09 Julho 2018 - 19:32

Edvaldo sanciona lei da gestão democrática nas escolas municipais

O compromisso com a educação pública de qualidade é a semente para um futuro menos desigual. Por entender desta maneira, o prefeito Edvaldo Nogueira sancionou nesta quinta-feira, 5, a Lei Complementar n° 02/2018, que institui a gestão democrática nas escolas da rede municipal. O projeto foi enviado pelo Executivo à Câmara Municipal de Aracaju e aprovado por unanimidade em junho. Ele assegura a transparência nas gestões das unidades, aproxima a comunidade escolar das decisões e valoriza os profissionais do magistério.

A gestão democrática surgiu em Aracaju ainda em 2003, quando Edvaldo era vice-prefeito da capital, e foi extinta durante a gestão passada. A retomada do projeto alinha-se com o ensinamento de Tobias Barreto: “Mais do que os nossos maiores interessam-me os nossos melhores: os moços.” A administração municipal dá seguimento ao entendimento que investir na educação é a melhor forma de combater os problemas sociais do nosso país. “A gestão democrática dá um novo sentido à Educação. Eu acredito que essa lei permitirá a eleição de pessoas comprometidas com a educação no município, pois os gestores serão acompanhados de perto pela comunidade. Os mais de 30 mil alunos da nossa rede só têm uma perspectiva: uma educação que funcione. Se nós conseguirmos isso, eu tenho certeza que essas crianças serão os futuros atores de transformação do mundo que virá, através de suas profissões.
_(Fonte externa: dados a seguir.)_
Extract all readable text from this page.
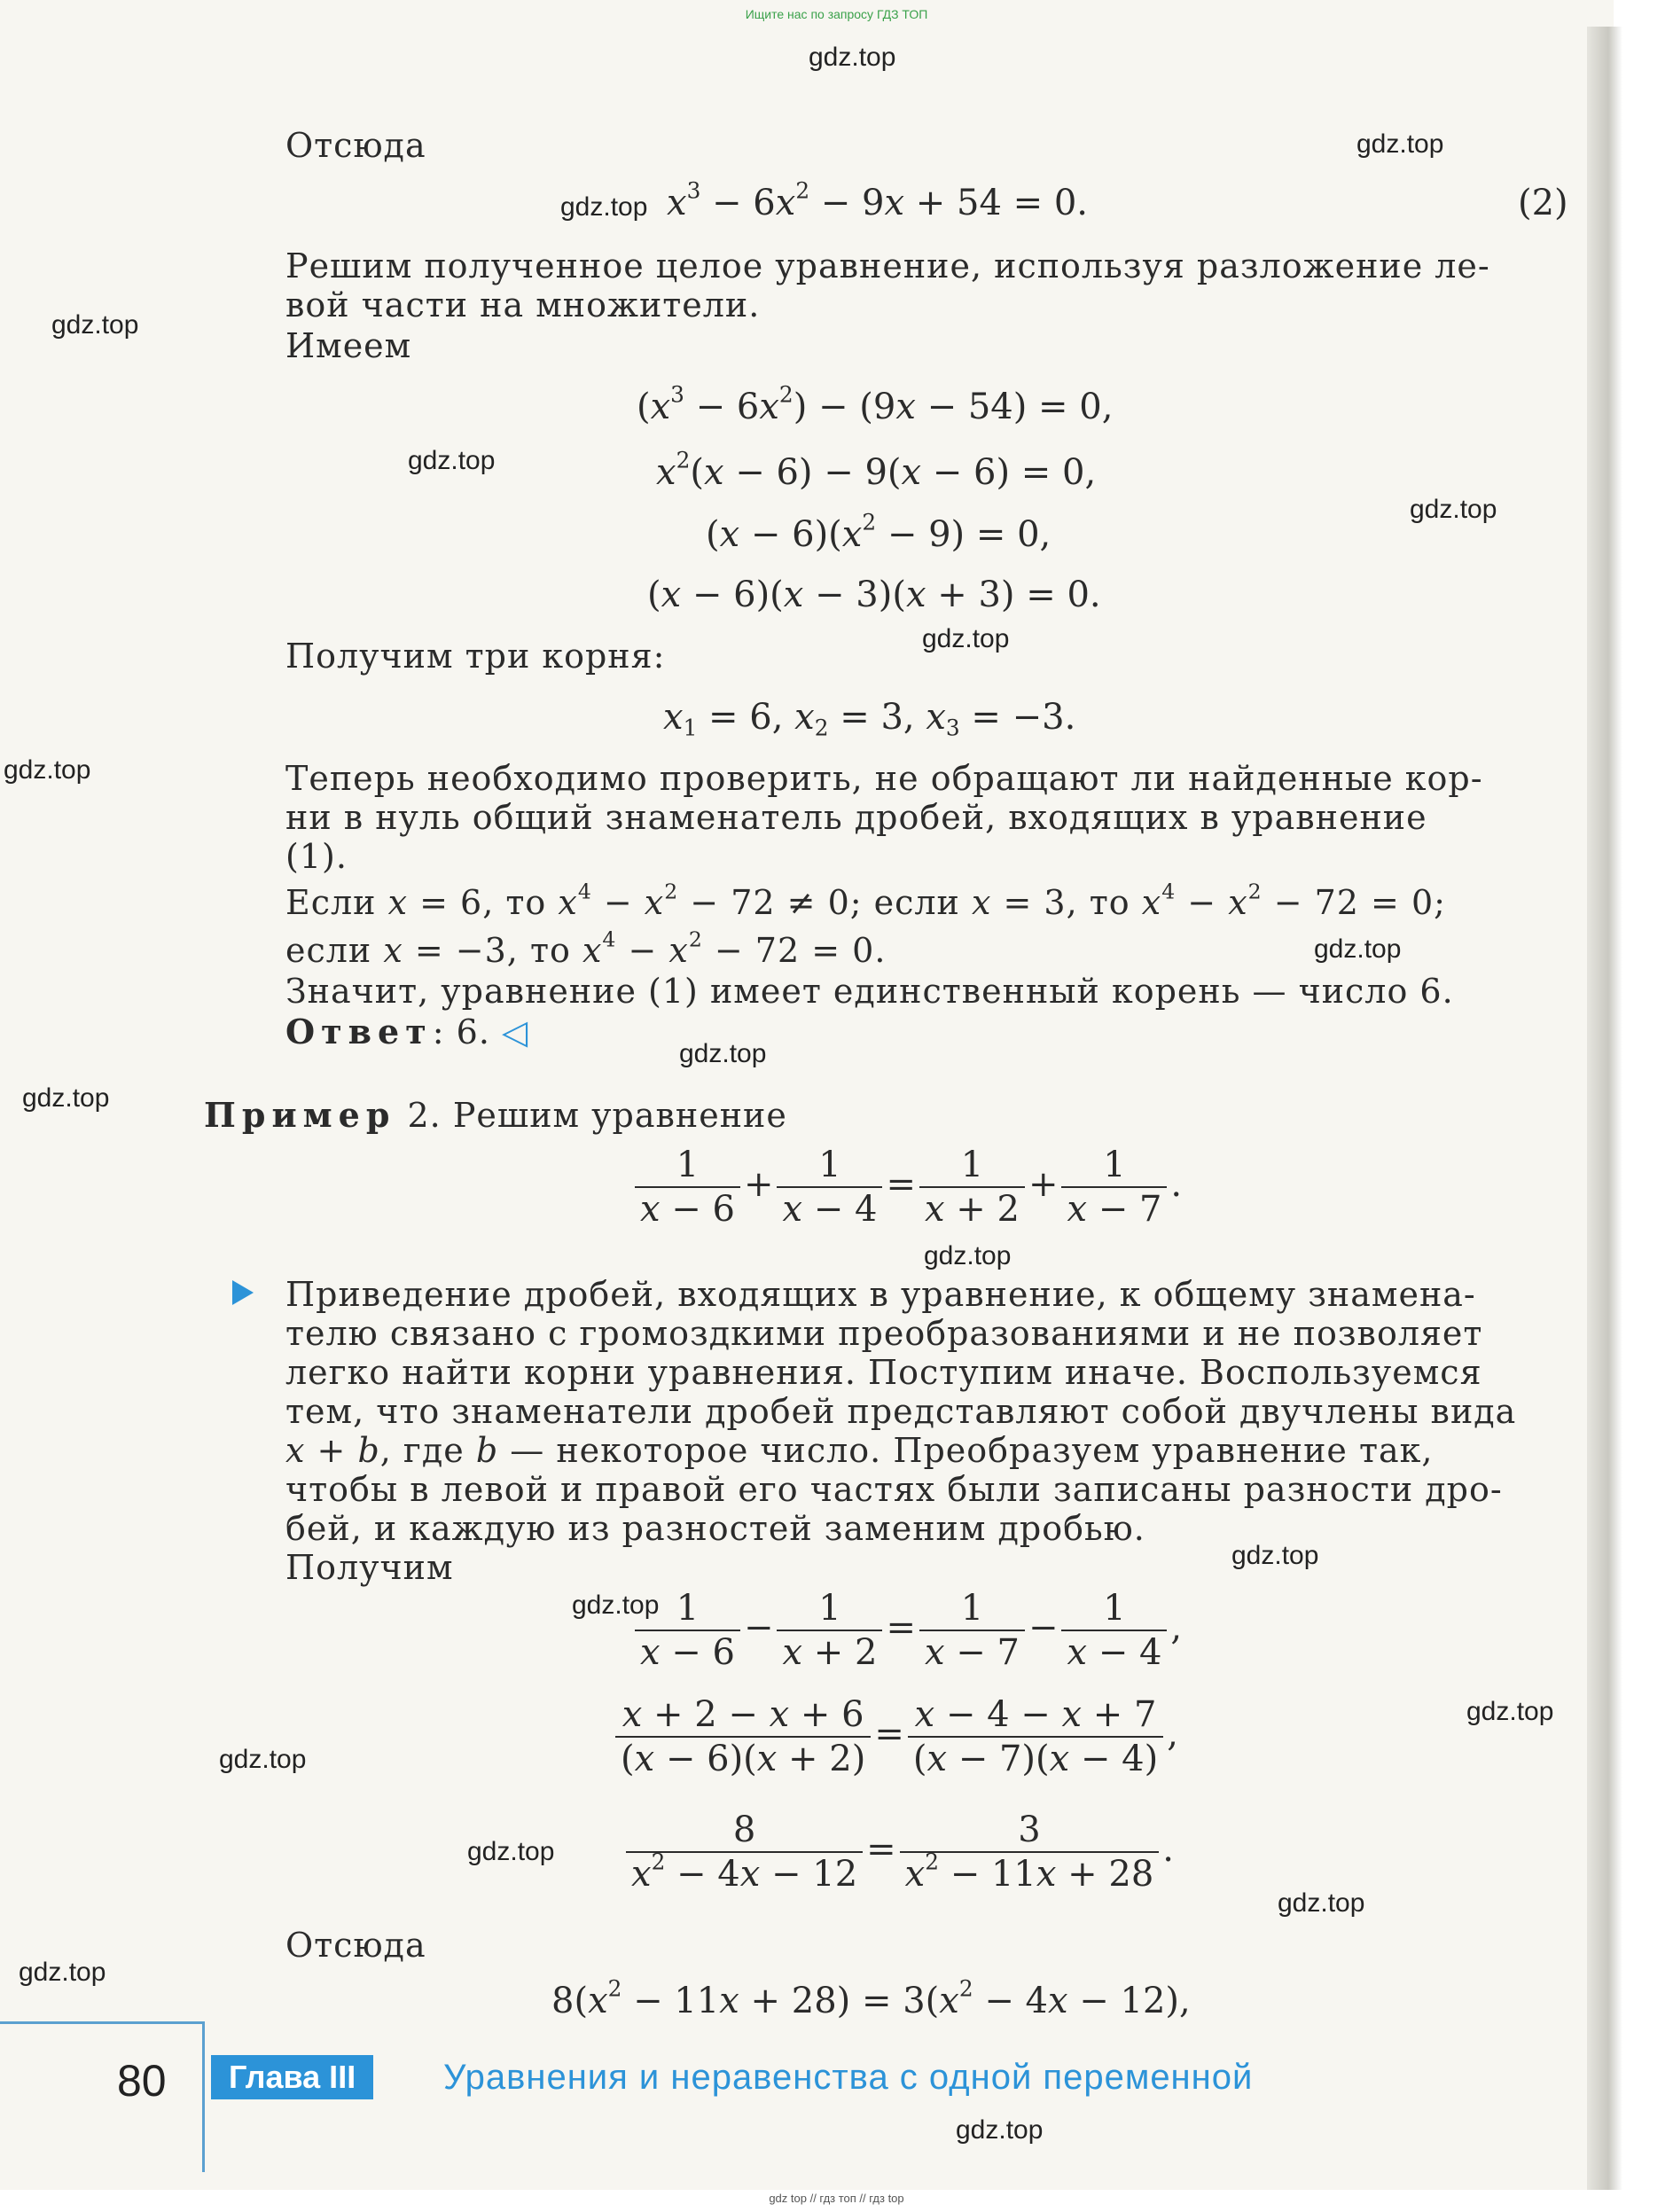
Ищите нас по запросу ГДЗ ТОП
gdz.top
gdz.top
gdz.top
gdz.top
gdz.top
gdz.top
gdz.top
gdz.top
gdz.top
gdz.top
gdz.top
gdz.top
gdz.top
gdz.top
gdz.top
gdz.top
gdz.top
gdz.top
gdz.top
gdz.top
Отсюда
$x^3 - 6x^2 - 9x + 54 = 0$.	(2)
Решим полученное целое уравнение, используя разложение ле-
вой части на множители.
Имеем
$(x^3 - 6x^2) - (9x - 54) = 0$,
$x^2(x - 6) - 9(x - 6) = 0$,
$(x - 6)(x^2 - 9) = 0$,
(x − 6)(x − 3)(x + 3) = 0.
Получим три корня:
$x_1 = 6$, $x_2 = 3$, $x_3 = -3$.
Теперь необходимо проверить, не обращают ли найденные кор-
ни в нуль общий знаменатель дробей, входящих в уравнение
(1).
Если x = 6, то $x^4 - x^2 - 72 \ne 0$; если x = 3, то $x^4 - x^2 - 72 = 0$;
если x = −3, то $x^4 - x^2 - 72 = 0$.
Значит, уравнение (1) имеет единственный корень — число 6.
Ответ: 6. ◁
Пример 2. Решим уравнение
$\frac{1}{x - 6} + \frac{1}{x - 4} = \frac{1}{x + 2} + \frac{1}{x - 7}$ .
Приведение дробей, входящих в уравнение, к общему знамена-
телю связано с громоздкими преобразованиями и не позволяет
легко найти корни уравнения. Поступим иначе. Воспользуемся
тем, что знаменатели дробей представляют собой двучлены вида
x + b, где b — некоторое число. Преобразуем уравнение так,
чтобы в левой и правой его частях были записаны разности дро-
бей, и каждую из разностей заменим дробью.
Получим
$\frac{1}{x - 6} - \frac{1}{x + 2} = \frac{1}{x - 7} - \frac{1}{x - 4}$ ,
$\frac{x + 2 - x + 6}{(x - 6)(x + 2)} = \frac{x - 4 - x + 7}{(x - 7)(x - 4)}$ ,
$\frac{8}{x^2 - 4x - 12} = \frac{3}{x^2 - 11x + 28}$ .
Отсюда
$8(x^2 - 11x + 28) = 3(x^2 - 4x - 12)$,
80	Глава III	Уравнения и неравенства с одной переменной
gdz top // гдз топ // гдз top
Eu acredito que quanto melhor a educação pública menos desigual será o nosso país, o que é imprescindível para dar oportunidades equivalentes para as crianças carentes em relação aos ricos”, comemora o prefeito Edvaldo Nogueira.

As equipes gestoras, eleitas democraticamente pela comunidade escolar, serão compostas por diretor, coordenador administrativo e coordenador pedagógico, que terão mandato de dois anos, sendo permitida uma única reeleição. O quantitativo de coordenadores administrativos e pedagógicos de cada escola será definido com base no censo escolar do ano anterior à eleição. Além disso, a lei esclarece o papel de cada um, qual sua função para a efetividade do plano pedagógico da escola onde atua, partindo de indicadores de avaliação para as ações das equipes diretivas. O intuito é monitorar, extrair dados, refleti-los e melhorar o processo de aprendizagem.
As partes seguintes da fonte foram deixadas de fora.